Since October 2008 you can still, subject to certain conditions, be married in a Parish Church even if you do not live in the parish.
Before a couple marry in the Church of England Banns of Marriage must be read out in church on three Sundays. This means that if you live in this parish (and your fiancée lives here too) then Banns are called not more than three months before your intended wedding. If you or your fiancée live in another parish then Banns must also be read there on three Sundays and you will require a Banns Certificate from that church and the priest or minister taking the wedding here will need to see that certificate. The cost of calling Banns in the other church will be £35.00 (£27.00 to the Priest and £8.00 to the PCC).
Marriage by Common Licence: Sometimes it is not possible to marry by Banns and a Common Licence is required. The necessity to marry in church by this route only affects a few so information about such marriages is not reproduced here.
Parish Electoral Roll: A number of couples are attracted to St. John's because it is a fine building ('Grade 2 Star' in architectural-speak). If you live outside the parish and wish to marry here then you can become a member of the church's Electoral Roll once you have regularly worshipped here for six months or more. Then the Banns of Marriage route can be followed. However, please think carefully about this; in an age of needing to reduce global warming and cutting carbon emissions we would not wish to encourage you to use too much fossil fuel getting to church.
There will be a couple of interviews: firstly, to book a date and time in the church and other preliminary details and secondly, to go through the marriage service. A few days before the actual wedding there will be a rehearsal in church and it will be helpful if your best man, bridesmaids, father of the bride and other key players can be at that rehearsal.
Other types of Service: You may be planning to get married in a civil ceremony perhaps at the nearby Oulton Hall.
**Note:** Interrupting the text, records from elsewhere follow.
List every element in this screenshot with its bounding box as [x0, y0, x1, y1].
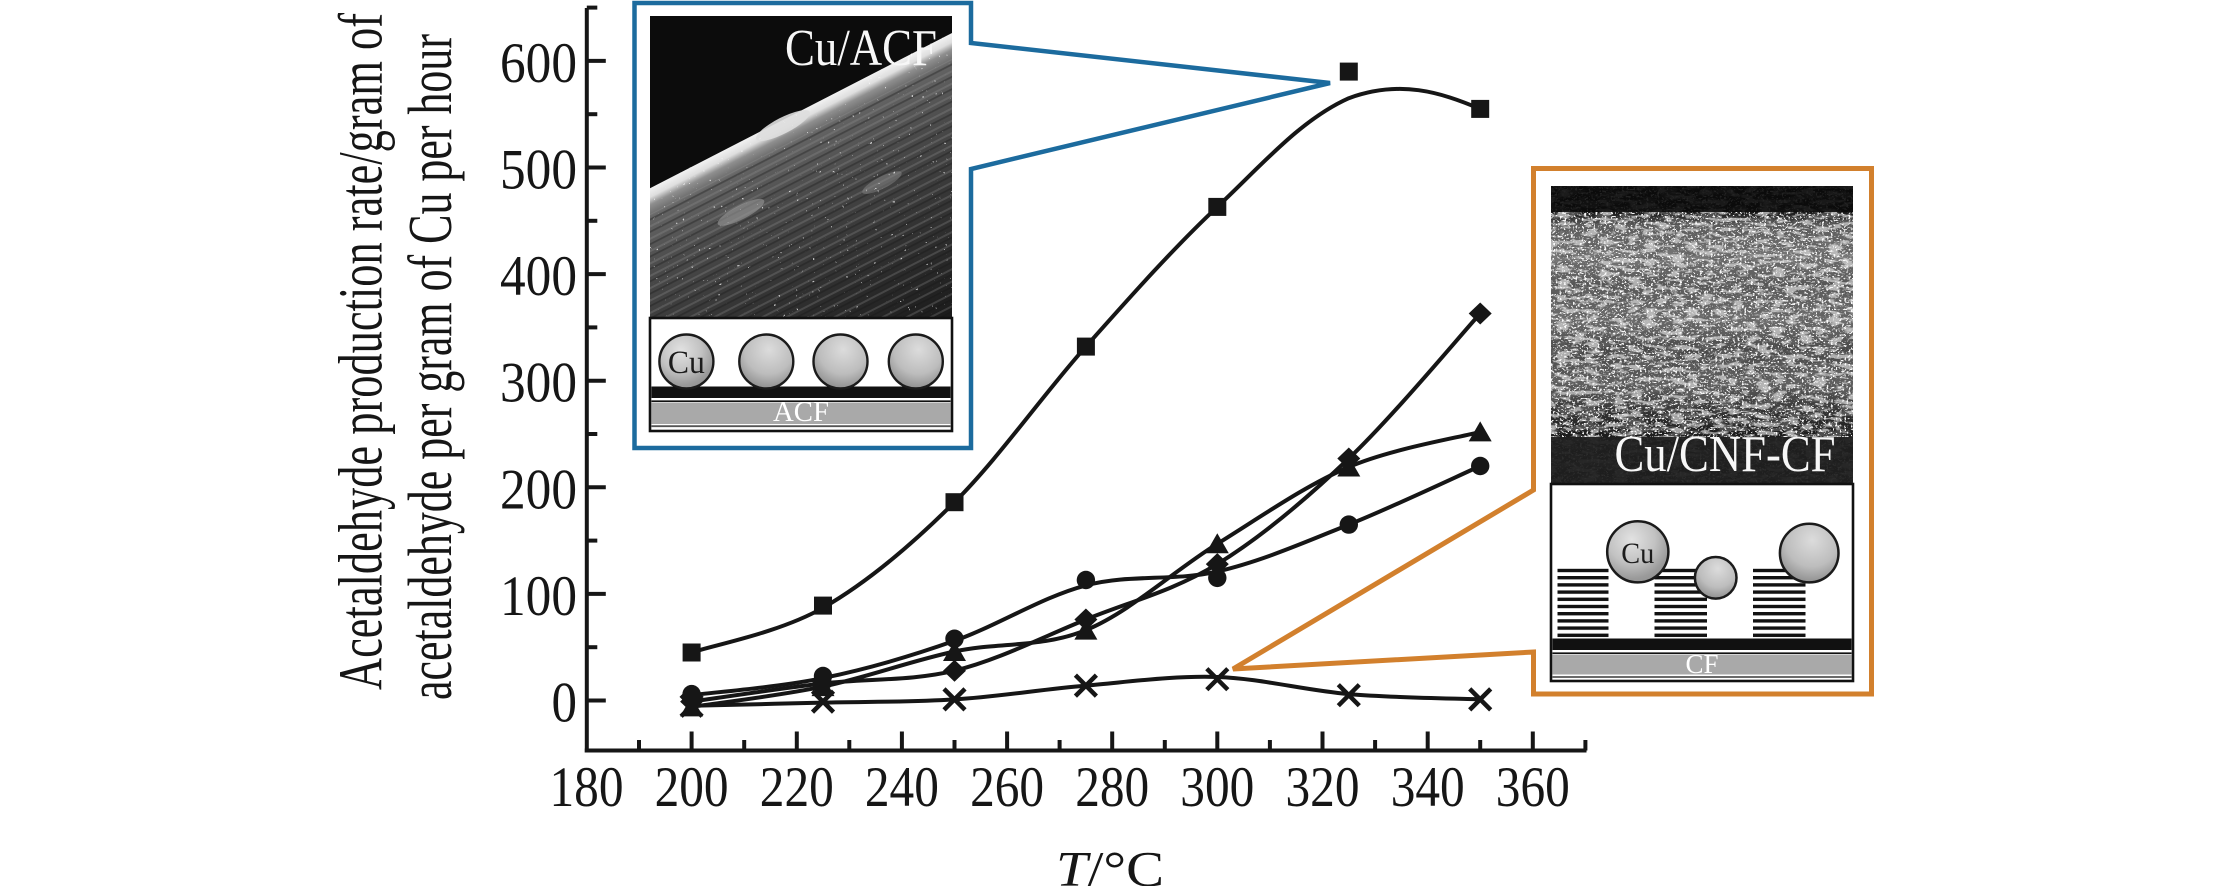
svg-text:500: 500: [500, 139, 577, 202]
svg-text:360: 360: [1496, 756, 1570, 819]
svg-text:Cu: Cu: [668, 345, 705, 381]
svg-text:300: 300: [1180, 756, 1254, 819]
svg-text:400: 400: [500, 245, 577, 308]
svg-text:T/°C: T/°C: [1056, 841, 1164, 886]
svg-text:0: 0: [552, 672, 578, 735]
svg-text:300: 300: [500, 352, 577, 415]
svg-text:Cu: Cu: [1621, 537, 1654, 570]
svg-text:200: 200: [655, 756, 729, 819]
svg-text:Cu/CNF-CF: Cu/CNF-CF: [1615, 426, 1836, 483]
svg-text:600: 600: [500, 32, 577, 95]
svg-text:CF: CF: [1686, 649, 1719, 679]
svg-text:340: 340: [1391, 756, 1465, 819]
svg-text:Cu/ACF: Cu/ACF: [785, 20, 937, 77]
svg-text:ACF: ACF: [773, 396, 829, 428]
svg-text:acetaldehyde per gram of Cu pe: acetaldehyde per gram of Cu per hour: [397, 34, 465, 700]
svg-text:180: 180: [550, 756, 624, 819]
svg-text:320: 320: [1286, 756, 1360, 819]
svg-text:200: 200: [500, 458, 577, 521]
svg-text:220: 220: [760, 756, 834, 819]
svg-text:240: 240: [865, 756, 939, 819]
svg-text:Acetaldehyde production rate/g: Acetaldehyde production rate/gram of: [328, 13, 396, 690]
svg-text:280: 280: [1075, 756, 1149, 819]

Have you thought of having your marriage blessed? This is a shorter and simpler service (than a full church wedding) but it might just provide the icing on the cake for your day.
Already married? Then have you considered Renewing your Wedding Vows? This is something some couples do after say 25 or 40 years of marriage. Now there's something for you newly-weds-to-be to ponder.
And Finally…. Getting married in church involves the saying of prayers so here's a prayer you might like to say as you prepare for your wedding day:
Heavenly Father, you blessed a wedding at Cana in Galilee with your holy presence in the Person of Jesus. As he changed the water into wine and brings new life to all who will trust in him so we pray that our wedding day may be blessed by your Holy Spirit and that every day thereafter will be blessed and we pray that you will guide us in this time of preparation and waiting. We ask this in the Name of Jesus Christ our Lord and Saviour. Amen.